When to add mature rock/sand

zombie

Dolphin
M.A.S.C Club Member
#1
So I have my 65g cycling with a pinch of pellets as an ammonia source, fresh sand, and dry rock that was bleached to remove every bit of organics from it. Ammonia is at 0.25 ppm and nitrate and nitrite are undetectable on the API test kit.

I added a bottle of bio spira to kickstart bacteria population and tank is still cloudy from that.

My question is should I wait until the nitrate spike to add a couple scoops of sand and a couple small pieces of live rock from the biocube to seed to maximize the likelihood of microfauna surviving the transfer, or should I add it now to help kickstart the bacteria colonization?
 

jda123

Dolphin
M.A.S.C Club Member
#2
It does not matter if you wait, but I would get it in there ASAP. The faster that you get the sand seeded, the better. What the rock is able to contribute will depend on the localized phosphate concentrations bound to the rock as well as the organic matter clogged up into the pores and structure - bleach cannot even touch these. If the rock is clean, then it could be a fast process... but if not, then it could be two years like so many see.

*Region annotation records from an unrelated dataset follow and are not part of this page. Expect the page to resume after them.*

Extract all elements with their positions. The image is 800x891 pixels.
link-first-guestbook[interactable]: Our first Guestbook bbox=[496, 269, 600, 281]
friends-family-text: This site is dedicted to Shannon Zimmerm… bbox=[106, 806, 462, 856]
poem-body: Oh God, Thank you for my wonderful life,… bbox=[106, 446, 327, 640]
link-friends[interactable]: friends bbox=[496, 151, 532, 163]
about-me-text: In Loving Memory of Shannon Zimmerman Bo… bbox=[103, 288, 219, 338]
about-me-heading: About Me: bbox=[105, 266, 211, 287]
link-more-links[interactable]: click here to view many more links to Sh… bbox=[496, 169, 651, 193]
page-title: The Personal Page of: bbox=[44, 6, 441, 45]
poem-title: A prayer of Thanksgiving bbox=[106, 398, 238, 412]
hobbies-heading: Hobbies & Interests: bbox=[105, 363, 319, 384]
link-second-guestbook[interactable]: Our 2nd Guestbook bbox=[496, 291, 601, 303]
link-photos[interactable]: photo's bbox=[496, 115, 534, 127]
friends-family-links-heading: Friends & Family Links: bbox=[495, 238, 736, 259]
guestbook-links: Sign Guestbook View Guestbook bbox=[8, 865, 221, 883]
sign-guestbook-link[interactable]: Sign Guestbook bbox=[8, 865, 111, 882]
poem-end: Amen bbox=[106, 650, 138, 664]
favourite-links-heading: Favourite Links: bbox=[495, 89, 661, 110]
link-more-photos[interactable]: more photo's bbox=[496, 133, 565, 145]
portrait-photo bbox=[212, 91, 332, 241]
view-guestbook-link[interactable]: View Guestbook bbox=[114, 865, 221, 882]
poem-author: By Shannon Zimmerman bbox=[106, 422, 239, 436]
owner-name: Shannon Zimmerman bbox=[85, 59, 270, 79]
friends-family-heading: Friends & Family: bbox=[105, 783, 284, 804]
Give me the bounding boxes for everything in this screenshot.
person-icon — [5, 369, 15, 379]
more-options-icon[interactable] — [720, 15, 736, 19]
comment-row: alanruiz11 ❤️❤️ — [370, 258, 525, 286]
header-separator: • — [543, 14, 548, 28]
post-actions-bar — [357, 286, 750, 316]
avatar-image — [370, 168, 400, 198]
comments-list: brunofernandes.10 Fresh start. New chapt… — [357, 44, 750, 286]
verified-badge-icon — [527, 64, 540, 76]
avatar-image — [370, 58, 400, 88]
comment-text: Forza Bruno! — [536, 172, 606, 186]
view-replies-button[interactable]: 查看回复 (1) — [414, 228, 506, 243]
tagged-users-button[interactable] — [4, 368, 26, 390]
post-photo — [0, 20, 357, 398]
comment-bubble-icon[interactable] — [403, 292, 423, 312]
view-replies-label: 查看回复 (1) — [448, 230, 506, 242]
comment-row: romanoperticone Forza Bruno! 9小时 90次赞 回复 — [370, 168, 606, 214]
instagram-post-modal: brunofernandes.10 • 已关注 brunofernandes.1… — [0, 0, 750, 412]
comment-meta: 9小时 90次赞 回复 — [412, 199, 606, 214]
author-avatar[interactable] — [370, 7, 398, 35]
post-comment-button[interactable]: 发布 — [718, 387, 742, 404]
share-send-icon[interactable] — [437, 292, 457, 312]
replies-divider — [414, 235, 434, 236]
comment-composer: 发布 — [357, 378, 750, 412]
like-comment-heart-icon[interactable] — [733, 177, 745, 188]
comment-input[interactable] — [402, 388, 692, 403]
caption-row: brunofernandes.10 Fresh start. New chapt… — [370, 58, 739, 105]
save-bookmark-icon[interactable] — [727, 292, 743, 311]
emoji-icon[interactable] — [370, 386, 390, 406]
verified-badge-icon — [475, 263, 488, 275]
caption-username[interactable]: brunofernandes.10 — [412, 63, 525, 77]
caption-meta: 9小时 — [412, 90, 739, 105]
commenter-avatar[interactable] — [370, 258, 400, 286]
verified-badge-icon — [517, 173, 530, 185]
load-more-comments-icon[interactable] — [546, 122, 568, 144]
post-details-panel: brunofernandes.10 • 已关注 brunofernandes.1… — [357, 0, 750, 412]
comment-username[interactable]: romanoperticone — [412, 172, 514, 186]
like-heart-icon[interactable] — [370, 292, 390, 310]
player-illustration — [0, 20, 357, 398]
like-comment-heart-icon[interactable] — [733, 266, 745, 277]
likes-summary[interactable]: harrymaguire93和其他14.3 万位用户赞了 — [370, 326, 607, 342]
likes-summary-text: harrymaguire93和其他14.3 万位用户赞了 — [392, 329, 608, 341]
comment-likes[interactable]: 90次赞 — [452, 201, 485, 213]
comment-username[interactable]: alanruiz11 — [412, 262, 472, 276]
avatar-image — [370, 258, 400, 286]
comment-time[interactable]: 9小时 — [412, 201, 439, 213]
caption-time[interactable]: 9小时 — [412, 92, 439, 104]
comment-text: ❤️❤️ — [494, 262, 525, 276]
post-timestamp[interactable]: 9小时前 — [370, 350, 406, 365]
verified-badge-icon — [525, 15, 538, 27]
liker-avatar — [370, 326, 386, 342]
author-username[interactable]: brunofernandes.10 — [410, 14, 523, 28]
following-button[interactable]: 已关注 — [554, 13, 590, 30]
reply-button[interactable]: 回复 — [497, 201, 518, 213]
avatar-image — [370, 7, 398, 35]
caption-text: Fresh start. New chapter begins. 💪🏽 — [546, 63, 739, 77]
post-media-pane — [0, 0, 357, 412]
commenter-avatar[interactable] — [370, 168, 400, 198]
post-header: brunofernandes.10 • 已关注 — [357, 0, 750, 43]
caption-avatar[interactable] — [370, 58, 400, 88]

The key element here is the phosphate content. I recently did a test and dry rock was able to at least hold 350x the volume of P than in the ambient water - I had to stop the test because my tank was starting to get algae and the point was proven already. There are results on RC if you want to read them.

The bacteria will be fine, even with high nitrate readings. Even if you kill all of the microfauna, they can all come back in on the first rock and frag plug that you put in the tank.. pods, worms, etc. come in on everything.
 

zombie

Dolphin
M.A.S.C Club Member
#4
That's a good point. I will add some seeding rock/sand tonight.